So manches Spätwerk fällt qualitativ etwas ab. Nicht wenige
einst genreprägende Regisseure sind nur noch ein Schatten ihrer selbst und
versuchen in regelmäßigen Auswüchsen an ihr einstiges Schaffen anzuknüpfen Was bei Konsorte John Carpenter (mehr oder weniger) schon in den
Neunzigern begann, setzt hingegen bei Giallo-Maestro Dario Argento erst ab dem
Millenium ein: Die völlige inszenatorische Planlosigkeit.
Der Tiefpunkt bis dato IL CARTAIO folgte dem schon relativ
unansehnlichen NON HO SONNO. Doch was genau macht ihn so unzulänglich? Der Plot
kreist um einen Frauenmörder, der seine Opfer entführt und anschließend in
Onlinepokerrunden mit der Polizia um ihr Leben zockt. Die Ermittler leisten ihr
bestes, um schlimmere Auswirkungen zu verhindern und versuchen – das
männlich/weibliche Protagonistengespann wie schon in Argentos Opus Magnum
PROFONDO ROSSO - den Killer auszuspüren.
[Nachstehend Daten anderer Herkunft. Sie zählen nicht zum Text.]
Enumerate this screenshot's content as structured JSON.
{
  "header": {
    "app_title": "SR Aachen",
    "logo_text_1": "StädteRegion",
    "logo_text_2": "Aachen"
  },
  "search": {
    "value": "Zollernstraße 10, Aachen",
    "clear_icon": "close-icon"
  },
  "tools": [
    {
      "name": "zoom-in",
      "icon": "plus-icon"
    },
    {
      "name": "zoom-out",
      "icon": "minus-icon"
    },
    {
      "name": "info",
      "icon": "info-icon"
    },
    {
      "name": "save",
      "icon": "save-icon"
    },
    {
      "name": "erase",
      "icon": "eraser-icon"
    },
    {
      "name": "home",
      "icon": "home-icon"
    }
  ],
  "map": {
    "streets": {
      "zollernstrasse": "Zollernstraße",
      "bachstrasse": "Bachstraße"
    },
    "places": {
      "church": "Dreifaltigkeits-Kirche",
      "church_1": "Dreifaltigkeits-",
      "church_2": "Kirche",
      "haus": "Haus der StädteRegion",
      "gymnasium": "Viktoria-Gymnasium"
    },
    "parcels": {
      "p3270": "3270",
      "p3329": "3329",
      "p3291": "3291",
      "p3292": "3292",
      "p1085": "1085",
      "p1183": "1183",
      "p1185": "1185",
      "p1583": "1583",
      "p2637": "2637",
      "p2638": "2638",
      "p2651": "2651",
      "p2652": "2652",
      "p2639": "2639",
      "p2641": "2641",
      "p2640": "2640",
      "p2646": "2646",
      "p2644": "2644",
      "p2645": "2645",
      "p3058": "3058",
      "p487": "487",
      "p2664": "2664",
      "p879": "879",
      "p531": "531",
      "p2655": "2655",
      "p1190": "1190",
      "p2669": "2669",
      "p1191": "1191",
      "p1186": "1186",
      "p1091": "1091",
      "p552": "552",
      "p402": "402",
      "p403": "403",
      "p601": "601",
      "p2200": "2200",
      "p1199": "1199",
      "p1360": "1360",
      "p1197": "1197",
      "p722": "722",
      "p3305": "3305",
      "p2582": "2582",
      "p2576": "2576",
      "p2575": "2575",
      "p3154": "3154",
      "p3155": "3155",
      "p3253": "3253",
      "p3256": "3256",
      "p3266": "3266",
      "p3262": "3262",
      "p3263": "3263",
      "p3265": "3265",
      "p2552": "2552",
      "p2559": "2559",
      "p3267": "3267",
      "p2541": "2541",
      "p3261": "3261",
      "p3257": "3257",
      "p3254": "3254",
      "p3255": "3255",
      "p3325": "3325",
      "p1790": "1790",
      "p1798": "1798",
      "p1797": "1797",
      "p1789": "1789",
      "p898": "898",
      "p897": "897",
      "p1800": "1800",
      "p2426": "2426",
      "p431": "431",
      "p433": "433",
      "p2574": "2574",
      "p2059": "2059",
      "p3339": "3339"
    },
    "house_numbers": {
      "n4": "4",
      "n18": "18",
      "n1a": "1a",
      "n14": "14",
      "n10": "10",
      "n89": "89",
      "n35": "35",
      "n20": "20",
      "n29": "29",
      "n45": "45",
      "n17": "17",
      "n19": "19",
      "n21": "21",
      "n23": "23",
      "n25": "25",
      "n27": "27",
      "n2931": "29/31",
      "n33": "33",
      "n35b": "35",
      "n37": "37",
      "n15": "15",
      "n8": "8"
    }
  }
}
Klingt nach einer schwachsinnigen
Prämisse, die nicht unerheblich dem zeitgleich erschienenen SAW (vor allem
aber dessen Sequels) ähnelt. Womit die Probleme auch schon anfangen: In der ersten
Hälfte tritt der Killer höchstens hinter seiner Tastatur in Erscheinung. Die
Bedrohung scheint unendlich fern zu sein, was die kaum vorhandene Atmosphäre zusätzlich
beeinträchtigt. Auf einem winzigen Webcamausschnitt sind die gefesselten und
geknebelten Frauen zu sehen. Das Pokerspiel selbst mutet grafisch wie zu
SNES-Zeiten an. Später gibt es Tötungssequenzen zu bestaunen, die zwar makaber
ausfallen, doch im Rückblick zu der atemlosen Hatz um Leben und Tod in früheren Werken
eher enttäuschen. Stichwort Enttäuschung: Claudio Simonetti, der zusammen mit
seiner Musikergruppierung Goblin (SUSPIRIA, PHENOMENA) allein schon als handfester
Grund ausreicht, um sich Argentos Filme anzusehen, enerviert hier gehörig mit
unwürdigem Technogehämmer. Haben einige gestandene Stücke und Melodien der Italiener eine Affinität zu
dieser Musikrichtung, so ist es diesmal eindeutig zu viel des Gutgemeinten.
Schwergewichtiger sind zudem unübersehbare Logikanschlüsse und Unstimmigkeiten.
Gialli sind zwar nicht für eine lückenlose Story berüchtigt, sowie
schauspielerische Leistungen gemeinhin vernachlässigbar sind, wenn aber schon
nach kurzer Laufzeit der Täter erahnt werden kann, kann man nur schwerlich
Whodunit-qualitäten zusprechen.
Nicht falsch verstehen. An der Front gibt es dann doch halbwegs
positives zu berichten: Für Ulk sorgen ein steppender und Operetten
schmetternder Leichenhausangestellter
als auch ein junges Pokerass, das bald zur Bewältigung der Partien hinzugezogen
wird. Argentos Gespür für leicht abseitige Figuren vermag noch immer zu
gefallen. Den einhelligen Vorwurf, man habe es mit einem Fernsehthriller zu tun,
kann ich nicht bestätigen. Selbst einen miesen Giallo würde ich noch über kommissarische
TV-Ausflüge stellen. Irgendwie zumindest. Dass Argento mit zeitgenössischer Technologie
nicht viel anzufangen weiß und erschreckend unbedarft damit hantiert wird,
überträgt ebenso einen gewissen kruden Charme. Nichtsdestotrotz der bis dato
schlechteste Argento, der diesbezüglich nur noch von späteren Katastrophen wie
dem wirren Abschluss der Drei Mütter-Trilogie LA TERZA MADRE oder eventuell seiner
DRACULA-Adaption (man munkelt von einer Heuschrecke) eingeholt werden kann. Wo
ist der große Auteur mit der genuinen Bildsprache nur abgeblieben?